No question no comment.
Here is greensand on amazon: Amazon.com : Super Greensand Micronized, 68 Minerals and Trace Elements, 10 Pounds : Patio, Lawn & Garden
At $49 for 10 lbs IMO it’s a total ripoff. You can go down to any river nearby and dig up a sandy spot on the bank for free. It will also have 68 minerals and do anything greensand will do. Someone is doing just that to sell it to you.
I’d go to a spot of rich organic soil nearby your location and dig up a truck load of the richest looking stuff you can find. Add in the sand you find elsewhere and you don’t have to buy anything.
Amazon or eBay should have whatever you want to buy.
Green sand and granite dust are not fertilizers. Regardless of what sellers might tell you there is no way a plant cell or bacterium can break down covalently bonded silicas into a significant amount of nutrient in 10,000 years. However, having non-toxic sand in your soil mix is a good idea for soil texture and a substrate for micro-organisms. My soil mix is one 1.5 cu.ft. bag of Kellogg’s Patio Mix + one 1/2 cu.ft. bag of general purpose sand.
No question no comment.
Home Depot, general purpose sand in 50 lb bags or by the pallet.
If there is a rock quarry near you, then ask them about “3/32 minus”.
Eehhh, spring for a soil test and go for the real-chemical-name additives as needed.
I was short Boron. As in none. Boric acid ant and roach killer. Problem solved. One bottle is probably a lifetime supply for a suburbanite.
No Copper either. Just added one gram Copper Sulfate( 0.2 grams copper) dissolved in water to a very large potted tree.

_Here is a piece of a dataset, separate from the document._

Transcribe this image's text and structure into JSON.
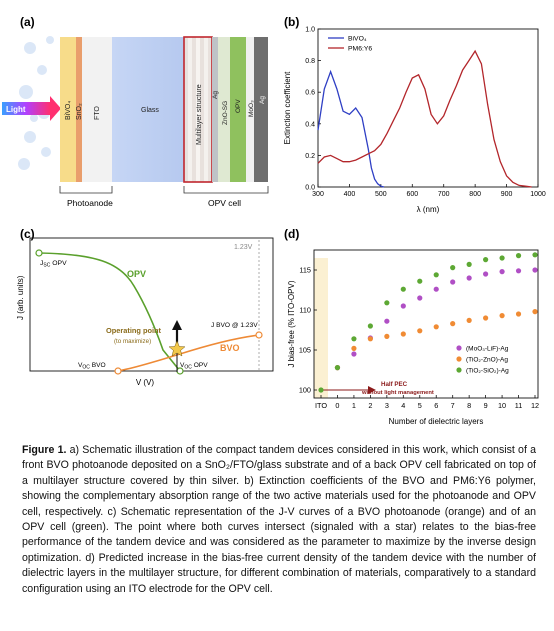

Zinc was missing too. Zinc is a weird one because the humans who eat the stuff need it more than the plants. Can’t remember what I paid, but I had to actually pay fertilizer prices for it Maybe $4 a pound. Again, a little goes a long way type proposition.
Got a pound or two of general S.T.E.M.(soluble trace element mixture) From Custom Hydro Nutrients in case I was short Moly or something. I add a tablespoon to each side of the compost heap to round things out.
Overall, the cost is diddly if you spring for the test.
P.S. Don’t overapply just because it’s cheap. Apply according to directions. For a compost heap, visualize the heap spread out on the ground, guesstimate the square footage and apply according to directions.